New Hampshire voters also reject Cain’s 9-9-9 tax plan, which would impose a 9 percent sales tax on a state that currently has none.
Cain’s plan is backed by 13 percent of New Hampshire’s likely primary voters, compared to 30 percent who back Romney’s call to make the Bush tax cuts permanent for all incomes and then work toward an overhaul of the code. Huntsman’s proposal to create three new individual income tax brackets, ranging from 8 percent to 23 percent, is supported by almost 1 in 4 likely primary voters.
“We don’t have no sales tax up here and that would give us one,” said Donald Bodwell, a 77 year old retired auto mechanic. “It’s completely un-doable.”
Former Senator Rick Santorum of Pennsylvania is at 1 percent and Minnesota Representative Michele Bachmann garners 2 percent support in the Bloomberg poll.
Texas Governor Rick Perry, 61, who’s trying to regain momentum after debate performances he said were mediocre, gets support from 3 percent of likely voters.

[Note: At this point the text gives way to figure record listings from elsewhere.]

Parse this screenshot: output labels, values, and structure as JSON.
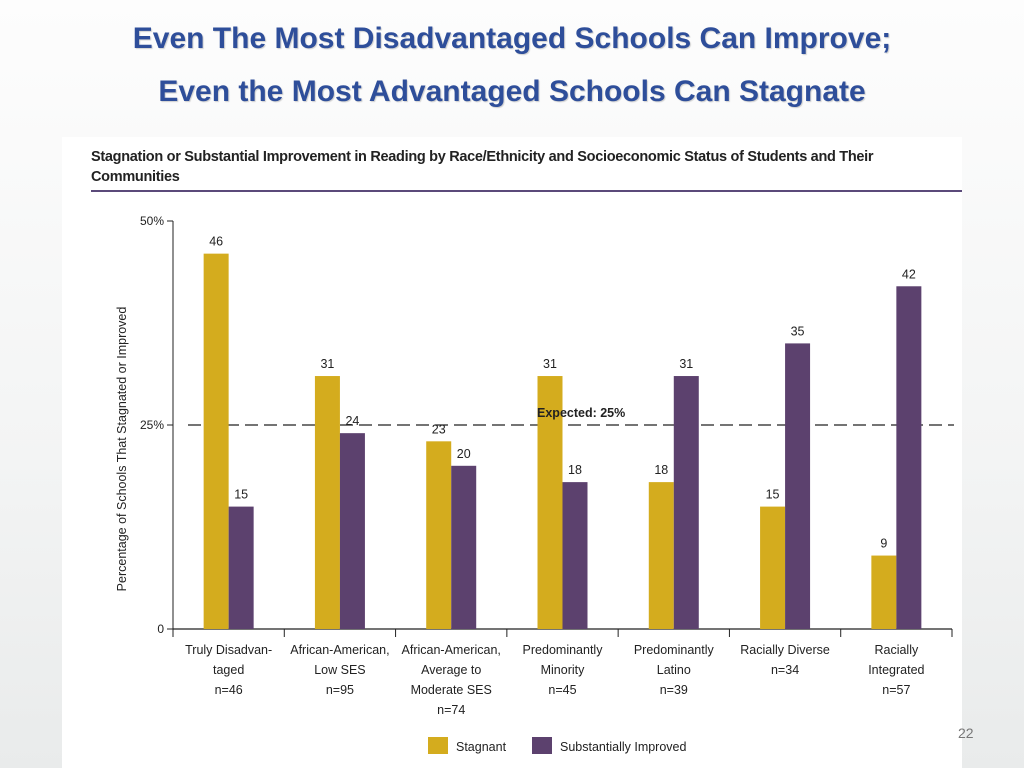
{
  "slide": {
    "title_line1": "Even The Most Disadvantaged Schools Can Improve;",
    "title_line2": "Even the Most Advantaged Schools Can Stagnate",
    "page_number": "22"
  },
  "colors": {
    "title": "#2e4e9a",
    "stagnant": "#d4ac1e",
    "improved": "#5c416e",
    "rule": "#5b4a7a"
  },
  "chart_data": {
    "type": "bar",
    "title": "Stagnation or Substantial Improvement in Reading by Race/Ethnicity and Socioeconomic Status of Students and Their Communities",
    "ylabel": "Percentage of Schools That Stagnated or Improved",
    "ylim": [
      0,
      50
    ],
    "yticks": [
      {
        "value": 0,
        "label": "0"
      },
      {
        "value": 25,
        "label": "25%"
      },
      {
        "value": 50,
        "label": "50%"
      }
    ],
    "categories": [
      [
        "Truly Disadvan-",
        "taged",
        "n=46"
      ],
      [
        "African-American,",
        "Low SES",
        "n=95"
      ],
      [
        "African-American,",
        "Average to",
        "Moderate SES",
        "n=74"
      ],
      [
        "Predominantly",
        "Minority",
        "n=45"
      ],
      [
        "Predominantly",
        "Latino",
        "n=39"
      ],
      [
        "Racially Diverse",
        "n=34"
      ],
      [
        "Racially",
        "Integrated",
        "n=57"
      ]
    ],
    "series": [
      {
        "name": "Stagnant",
        "values": [
          46,
          31,
          23,
          31,
          18,
          15,
          9
        ]
      },
      {
        "name": "Substantially Improved",
        "values": [
          15,
          24,
          20,
          18,
          31,
          35,
          42
        ]
      }
    ],
    "reference_line": {
      "value": 25,
      "label": "Expected: 25%"
    },
    "legend_position": "bottom"
  }
}
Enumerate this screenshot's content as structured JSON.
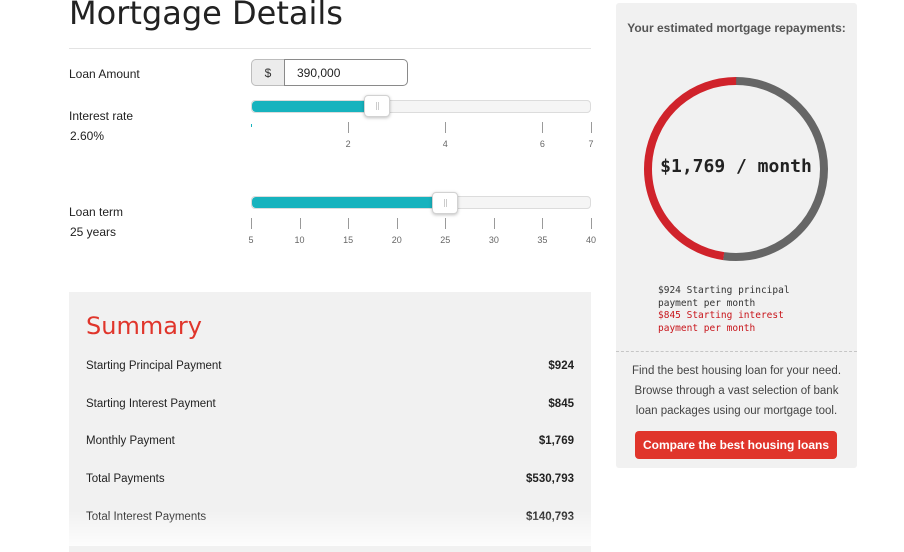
{
  "page": {
    "title": "Mortgage Details"
  },
  "loan_amount": {
    "label": "Loan Amount",
    "currency_symbol": "$",
    "value": "390,000"
  },
  "interest_rate": {
    "label": "Interest rate",
    "value_text": "2.60%",
    "value": 2.6,
    "min": 0,
    "max": 7,
    "tick_labels": [
      "2",
      "4",
      "6",
      "7"
    ]
  },
  "loan_term": {
    "label": "Loan term",
    "value_text": "25 years",
    "value": 25,
    "min": 5,
    "max": 40,
    "tick_labels": [
      "5",
      "10",
      "15",
      "20",
      "25",
      "30",
      "35",
      "40"
    ]
  },
  "summary": {
    "title": "Summary",
    "rows": [
      {
        "label": "Starting Principal Payment",
        "value": "$924"
      },
      {
        "label": "Starting Interest Payment",
        "value": "$845"
      },
      {
        "label": "Monthly Payment",
        "value": "$1,769"
      },
      {
        "label": "Total Payments",
        "value": "$530,793"
      },
      {
        "label": "Total Interest Payments",
        "value": "$140,793"
      }
    ]
  },
  "estimate": {
    "heading": "Your estimated mortgage repayments:",
    "monthly_text": "$1,769 / month",
    "principal_monthly": 924,
    "interest_monthly": 845,
    "principal_note": "$924 Starting principal payment per month",
    "interest_note": "$845 Starting interest payment per month",
    "principal_color": "#666666",
    "interest_color": "#d0232b"
  },
  "promo": {
    "text": "Find the best housing loan for your need. Browse through a vast selection of bank loan packages using our mortgage tool.",
    "cta_label": "Compare the best housing loans"
  },
  "colors": {
    "accent_red": "#e0352b",
    "slider_fill": "#17b3be"
  }
}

On the issue of immigration, more than half of the New Hampshire respondents said they would “rule out” a candidate who supported in-state college tuition rates for American born children of undocumented immigrants. Perry backed such a plan in Texas.

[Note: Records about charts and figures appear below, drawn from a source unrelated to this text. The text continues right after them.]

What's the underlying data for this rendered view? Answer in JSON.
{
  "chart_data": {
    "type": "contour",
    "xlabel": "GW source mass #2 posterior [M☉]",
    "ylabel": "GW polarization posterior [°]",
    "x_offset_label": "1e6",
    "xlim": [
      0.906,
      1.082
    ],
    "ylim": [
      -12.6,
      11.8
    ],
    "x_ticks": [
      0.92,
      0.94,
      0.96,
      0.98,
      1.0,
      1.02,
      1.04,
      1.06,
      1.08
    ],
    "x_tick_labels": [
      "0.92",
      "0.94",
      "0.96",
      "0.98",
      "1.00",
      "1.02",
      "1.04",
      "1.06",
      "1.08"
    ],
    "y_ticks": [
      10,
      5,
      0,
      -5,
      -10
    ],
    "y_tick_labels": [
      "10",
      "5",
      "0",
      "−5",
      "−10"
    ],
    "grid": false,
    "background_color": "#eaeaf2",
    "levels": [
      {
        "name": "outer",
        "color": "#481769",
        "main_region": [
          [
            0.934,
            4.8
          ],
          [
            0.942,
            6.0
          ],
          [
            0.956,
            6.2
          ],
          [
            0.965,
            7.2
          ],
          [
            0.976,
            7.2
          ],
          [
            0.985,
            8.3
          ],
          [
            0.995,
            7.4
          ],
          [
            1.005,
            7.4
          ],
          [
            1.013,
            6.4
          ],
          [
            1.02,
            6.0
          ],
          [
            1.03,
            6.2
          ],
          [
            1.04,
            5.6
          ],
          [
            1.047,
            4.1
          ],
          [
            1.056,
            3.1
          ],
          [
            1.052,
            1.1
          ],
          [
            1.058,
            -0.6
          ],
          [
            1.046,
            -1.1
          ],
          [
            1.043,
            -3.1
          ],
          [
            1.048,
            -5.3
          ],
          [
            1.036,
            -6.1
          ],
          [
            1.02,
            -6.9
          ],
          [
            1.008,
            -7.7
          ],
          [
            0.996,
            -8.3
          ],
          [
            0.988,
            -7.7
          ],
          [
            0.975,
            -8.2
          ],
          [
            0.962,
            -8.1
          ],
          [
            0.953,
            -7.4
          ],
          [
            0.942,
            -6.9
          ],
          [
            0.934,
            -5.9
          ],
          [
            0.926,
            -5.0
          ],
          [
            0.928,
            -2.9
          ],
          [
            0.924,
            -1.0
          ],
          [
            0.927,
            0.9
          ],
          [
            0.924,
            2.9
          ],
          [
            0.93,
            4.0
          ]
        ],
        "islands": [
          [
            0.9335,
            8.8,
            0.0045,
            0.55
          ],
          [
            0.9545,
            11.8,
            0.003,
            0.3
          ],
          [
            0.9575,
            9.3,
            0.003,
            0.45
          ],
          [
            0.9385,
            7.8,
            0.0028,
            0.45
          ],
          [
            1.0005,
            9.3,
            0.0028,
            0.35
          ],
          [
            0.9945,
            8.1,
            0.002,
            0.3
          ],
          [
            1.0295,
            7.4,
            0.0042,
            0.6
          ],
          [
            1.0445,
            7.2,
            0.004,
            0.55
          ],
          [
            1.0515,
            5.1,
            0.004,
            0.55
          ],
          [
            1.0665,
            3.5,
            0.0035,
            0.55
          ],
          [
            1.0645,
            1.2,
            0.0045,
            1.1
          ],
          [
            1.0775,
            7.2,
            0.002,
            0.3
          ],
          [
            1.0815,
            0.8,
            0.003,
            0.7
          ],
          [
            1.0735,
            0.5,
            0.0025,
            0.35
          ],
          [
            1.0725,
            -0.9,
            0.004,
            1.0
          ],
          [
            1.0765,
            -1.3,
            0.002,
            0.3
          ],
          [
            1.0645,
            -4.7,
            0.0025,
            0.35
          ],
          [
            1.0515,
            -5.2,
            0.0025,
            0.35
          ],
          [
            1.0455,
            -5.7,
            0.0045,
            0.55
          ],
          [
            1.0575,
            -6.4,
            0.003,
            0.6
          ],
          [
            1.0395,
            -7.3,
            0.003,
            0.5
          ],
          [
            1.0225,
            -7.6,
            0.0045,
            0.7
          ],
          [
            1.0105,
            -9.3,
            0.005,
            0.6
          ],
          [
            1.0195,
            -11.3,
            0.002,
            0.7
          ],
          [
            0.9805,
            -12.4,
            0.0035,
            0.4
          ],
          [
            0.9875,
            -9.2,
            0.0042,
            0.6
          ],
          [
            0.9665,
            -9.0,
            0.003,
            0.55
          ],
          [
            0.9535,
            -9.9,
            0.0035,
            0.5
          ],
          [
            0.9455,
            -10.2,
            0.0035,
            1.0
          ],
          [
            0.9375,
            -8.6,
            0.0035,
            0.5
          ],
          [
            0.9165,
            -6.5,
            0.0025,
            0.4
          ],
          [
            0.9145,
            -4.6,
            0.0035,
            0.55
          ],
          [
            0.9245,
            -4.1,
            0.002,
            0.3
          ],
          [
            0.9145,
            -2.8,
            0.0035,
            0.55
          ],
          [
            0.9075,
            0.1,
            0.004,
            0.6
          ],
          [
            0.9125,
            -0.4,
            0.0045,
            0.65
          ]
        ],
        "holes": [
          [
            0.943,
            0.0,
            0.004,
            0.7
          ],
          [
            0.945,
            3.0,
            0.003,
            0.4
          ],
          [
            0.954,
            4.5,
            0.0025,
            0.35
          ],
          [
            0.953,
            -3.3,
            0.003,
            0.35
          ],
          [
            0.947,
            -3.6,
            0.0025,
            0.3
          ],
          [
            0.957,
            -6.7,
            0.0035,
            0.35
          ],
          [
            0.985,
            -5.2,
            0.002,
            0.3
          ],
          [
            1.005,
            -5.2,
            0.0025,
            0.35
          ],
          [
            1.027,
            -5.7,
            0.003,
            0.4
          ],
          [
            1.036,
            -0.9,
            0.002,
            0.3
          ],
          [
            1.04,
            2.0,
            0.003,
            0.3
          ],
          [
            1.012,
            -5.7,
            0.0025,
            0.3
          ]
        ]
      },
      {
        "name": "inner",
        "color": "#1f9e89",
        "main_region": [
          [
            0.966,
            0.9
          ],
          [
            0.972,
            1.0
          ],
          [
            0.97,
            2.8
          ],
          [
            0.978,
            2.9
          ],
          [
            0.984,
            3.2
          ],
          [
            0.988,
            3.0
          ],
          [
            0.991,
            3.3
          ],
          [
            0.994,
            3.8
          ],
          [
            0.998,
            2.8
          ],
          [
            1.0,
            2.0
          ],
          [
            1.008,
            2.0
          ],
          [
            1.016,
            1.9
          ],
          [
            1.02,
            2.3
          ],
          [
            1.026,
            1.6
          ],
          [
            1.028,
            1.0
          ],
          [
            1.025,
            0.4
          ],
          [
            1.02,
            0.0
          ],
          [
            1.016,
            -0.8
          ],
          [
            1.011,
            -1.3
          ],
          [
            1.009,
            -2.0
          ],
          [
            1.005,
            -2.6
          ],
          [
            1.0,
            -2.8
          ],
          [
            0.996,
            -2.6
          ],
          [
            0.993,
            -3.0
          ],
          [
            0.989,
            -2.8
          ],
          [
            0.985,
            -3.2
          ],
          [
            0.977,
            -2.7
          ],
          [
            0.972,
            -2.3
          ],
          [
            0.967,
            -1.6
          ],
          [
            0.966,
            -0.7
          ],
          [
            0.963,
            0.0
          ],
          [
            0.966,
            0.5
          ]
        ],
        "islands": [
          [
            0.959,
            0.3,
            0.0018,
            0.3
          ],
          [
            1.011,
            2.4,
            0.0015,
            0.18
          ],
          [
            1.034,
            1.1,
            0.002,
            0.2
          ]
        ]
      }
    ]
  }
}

“I thought he was going to be the tall, good-looking Texan that came riding to the race like the Lone Ranger,” said Ronald Pilotte, 67, a retired facilities manager for the Department of State. “He fell off his horse.”
Perry’s trip was one more advantage for Romney, who has nurtured relationships with influential community leaders and given generously to local candidates in the first primary state for the last four years.
Since announcing his candidacy in Stratham, New Hampshire, on June 2, Romney has held 42 events and spent 24 days in the state, according to spokesman Ryan Williams.
That effort has helped Romney broaden his base of support in the state, winning 43 percent of self-identified Republicans and 38 percent of independent voters likely to vote in the primary. He’s also held on to most of his past supporters. Almost 7 in 10 New Hampshire primary voters who backed Romney during the last election say they plan to vote for him again.
Tracy Emerick, a 64-year-old commercial realtor, says he backed Romney in 2008 and never strayed. “He has managerial experience,” he said, “and government, in general, is out of control.”